Writing(作文)、RolePlay(役の演技)、Knowledge(金融知識)、Extraction(情報抽出)、Reasoning(論理的思考)、Math(数学)、Coding(コーディング)、Idea(アイデア)、Translation(翻訳)、Ethics(倫理)、Trustworthiness(信頼性)、ESG(環境・社会・ガバナンス)

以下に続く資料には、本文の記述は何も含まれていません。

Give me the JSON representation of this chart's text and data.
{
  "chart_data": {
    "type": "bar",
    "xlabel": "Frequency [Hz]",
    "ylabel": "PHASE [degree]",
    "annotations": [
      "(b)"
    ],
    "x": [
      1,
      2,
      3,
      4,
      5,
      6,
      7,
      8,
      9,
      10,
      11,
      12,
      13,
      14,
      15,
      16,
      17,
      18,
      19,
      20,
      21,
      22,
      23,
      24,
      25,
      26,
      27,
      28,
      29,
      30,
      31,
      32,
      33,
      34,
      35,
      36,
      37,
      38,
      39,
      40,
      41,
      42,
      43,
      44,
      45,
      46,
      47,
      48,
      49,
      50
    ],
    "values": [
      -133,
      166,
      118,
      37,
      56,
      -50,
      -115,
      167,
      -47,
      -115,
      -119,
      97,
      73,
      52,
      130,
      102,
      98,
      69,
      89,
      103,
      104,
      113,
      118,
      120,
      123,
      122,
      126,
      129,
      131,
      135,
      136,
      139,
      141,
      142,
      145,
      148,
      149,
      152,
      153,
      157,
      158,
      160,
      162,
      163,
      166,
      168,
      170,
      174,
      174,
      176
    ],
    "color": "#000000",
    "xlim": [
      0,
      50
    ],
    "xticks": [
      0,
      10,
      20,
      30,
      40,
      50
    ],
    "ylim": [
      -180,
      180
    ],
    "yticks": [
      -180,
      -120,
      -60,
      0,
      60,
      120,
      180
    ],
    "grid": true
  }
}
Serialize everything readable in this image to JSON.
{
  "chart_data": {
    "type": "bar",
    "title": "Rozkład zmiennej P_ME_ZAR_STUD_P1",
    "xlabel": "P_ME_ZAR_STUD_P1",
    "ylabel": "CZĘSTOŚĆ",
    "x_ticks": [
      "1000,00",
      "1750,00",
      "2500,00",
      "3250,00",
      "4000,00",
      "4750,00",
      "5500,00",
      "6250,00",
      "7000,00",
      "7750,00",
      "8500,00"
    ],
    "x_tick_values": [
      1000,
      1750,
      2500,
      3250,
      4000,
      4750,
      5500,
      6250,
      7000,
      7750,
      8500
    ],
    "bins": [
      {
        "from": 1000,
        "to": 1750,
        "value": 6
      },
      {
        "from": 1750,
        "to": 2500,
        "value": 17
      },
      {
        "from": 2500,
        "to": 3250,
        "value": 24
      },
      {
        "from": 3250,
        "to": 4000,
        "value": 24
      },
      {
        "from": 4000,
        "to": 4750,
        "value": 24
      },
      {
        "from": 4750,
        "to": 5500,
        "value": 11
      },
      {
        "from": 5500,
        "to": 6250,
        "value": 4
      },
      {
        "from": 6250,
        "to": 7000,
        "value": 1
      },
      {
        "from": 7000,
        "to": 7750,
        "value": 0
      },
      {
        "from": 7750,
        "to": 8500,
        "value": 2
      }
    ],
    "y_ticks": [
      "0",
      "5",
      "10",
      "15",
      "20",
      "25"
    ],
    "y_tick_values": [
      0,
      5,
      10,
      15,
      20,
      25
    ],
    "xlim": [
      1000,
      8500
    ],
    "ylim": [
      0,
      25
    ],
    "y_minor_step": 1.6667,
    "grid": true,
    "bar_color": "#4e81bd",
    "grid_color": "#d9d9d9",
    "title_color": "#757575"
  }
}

※2 https://docs.anthropic.com/ja/docs/intro-to-claude
※3 https://ai.google.dev/gemini-api/docs/models
※4 https://platform.openai.com/docs/models


参考文献


[1] Jiale Wei, Shuchi Wu, Ruochen Liu, Xiang Ying, Jingbo Shang, and Fangbo Tao.(2025). Tuning LLMs by RAG Principles: Towards LLM-native Memory. arXiv:2503.16071v1.
[2] Brian J Chan, Chao-Ting Chen, Jui-Hung Cheng, and Hen-Hsen Huang. (2024). Don't Do RAG: When Cache-Augmented Generation is All You Need for Knowledge Tasks. arXiv:2412.15605v1.
[3] https://github.com/Stability-AI/lm-evaluation-harness/tree/jp-stable
[4] Lianmin Zheng, Wei-Lin Chiang, Ying Sheng, Siyuan Zhuang, ZhanghaoWu, Yonghao Zhuang, Zi Lin, Zhuohan Li, Dacheng Li1, Eric P. Xing, Hao Zhang, Joseph E. Gonzalez, Ion Stoica. (2023). Judging LLM-as-a-Judge with MT-Bench and Chatbot Arena. arXiv:2306.05685v4.
[5] https://github.com/Stability-AI/FastChat/tree/jp-stable/fastchat/llm_judge#llm-judge
[6] 平野正徳, 今城健太郎. (2025). 金融分野に特化した複数ターン日本語生成ベンチマークの構築.